Jean-Luc Mélenchon propose une sixième semaine de congés payés. Il jette également une pierre dans le jardin de son rival Macron en voulant mettre fin au travail du dimanche. Pour rappel, c'est l'ancien ministre de l'Économie qui via la loi d'août 2015 « pour la croissance, l’activité et l’égalité des chances économiques » (dite Loi Macron) a élargi les possibilités d’ouverture des commerces le dimanche (dans les zones touristiques).

Dialogue social et représentation des salariés

Sans surprise, ce sont les programmes des candidats situés le plus à gauche qui sont les plus détaillés sur ce thème. Montebourg et Hamon proposent que les salariés rentrent dans les conseils d’administration des entreprises.

Le programme de Jean-Luc Mélenchon évoque l'octroi aux comités d'entreprise de nouveaux droits de contrôle sur les finances de leur entreprise. Il veut également renforcer le pouvoir d’intervention des salariés contre les licenciements économiques par un droit de veto suspensif des comités d’entreprises.

Quant à Manuel Valls, il propose de créer un « chèque syndical ». Le dispositif consisterait à faire financer par l'employeur le montant de la cotisation au syndicat de leur choix, pour les inciter à adhérer.

Digitalisation

Alors que Valls et Macron considèrent la « révolution numérique » essentiellement comme une opportunité en termes de création d'emploi et d'essor des entreprises françaises – Valls indique dans son programme qu'il veut faire de Paris « une capitale européenne incontournable du numérique » - , Benoît Hamon propose la création d'une taxe sur les robots.

« Je lutterai contre le salariat déguisé des entreprises ubérisées. Je requalifierai leurs "collaborateurs" en salariés », promet-il.

Et Montebourg de renchérir: « À nous de faire émerger une société de travailleurs autonomes avec une protection sociale et un revenu décent et de contribuer à la libération par le travail et non pas l’apparition d’un esclavage numérique en transformant les entrepreneurs en serfs », écrit-il dans son programme.
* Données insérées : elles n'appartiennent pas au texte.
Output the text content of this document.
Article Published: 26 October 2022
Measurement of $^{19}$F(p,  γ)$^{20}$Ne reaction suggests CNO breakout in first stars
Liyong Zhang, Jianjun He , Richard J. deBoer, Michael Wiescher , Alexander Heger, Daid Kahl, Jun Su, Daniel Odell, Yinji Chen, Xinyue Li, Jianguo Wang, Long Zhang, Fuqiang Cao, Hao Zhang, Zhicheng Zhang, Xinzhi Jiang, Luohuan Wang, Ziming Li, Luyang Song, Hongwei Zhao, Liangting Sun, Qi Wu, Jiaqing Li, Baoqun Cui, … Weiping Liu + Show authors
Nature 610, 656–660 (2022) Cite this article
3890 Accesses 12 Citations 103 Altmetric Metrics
La plupart des candidats se sont prononcés en faveur d'un ‘droit à la déconnexion’, déjà prévu dans le droit français à la suite de l'entrée en vigueur de la loi Travail le 1 er janvier dernier.

Conditions de travail

En matière de santé au travail, l'intérêt des candidats se concentre sur les risques psychosociaux. Benoît Hamon s'est engagé à faire reconnaître le burnout comme une maladie professionnelle, de même que Jean-Luc Mélenchon. Ce dernier estime sur son blog qu'il faut « déclarer la souffrance au travail “grande cause nationale” ». Il  propose comme mesure concrète, de « faire des accidents du travail un critère de sélection des entreprises dans les marchés publics ».

Manuel Valls se prononce dans son programme « contre les méthodes de management déshumanisantes et irrespectueuses des travailleurs». « Le bien-être au travail est facteur de considération et la garantie d’une meilleure productivité », ajoute-t-il.

Revenu universel

Le candidat Hamon se démarque nettement des autres favoris de la primaire socialiste en proposant l'instauration progressive d'un revenu universel d'existence pour les plus de 18 ans. Il évoque le montant de 750 euros par mois. Cette idée est catégoriquement rejetée par tous les autres candidats proches du PS.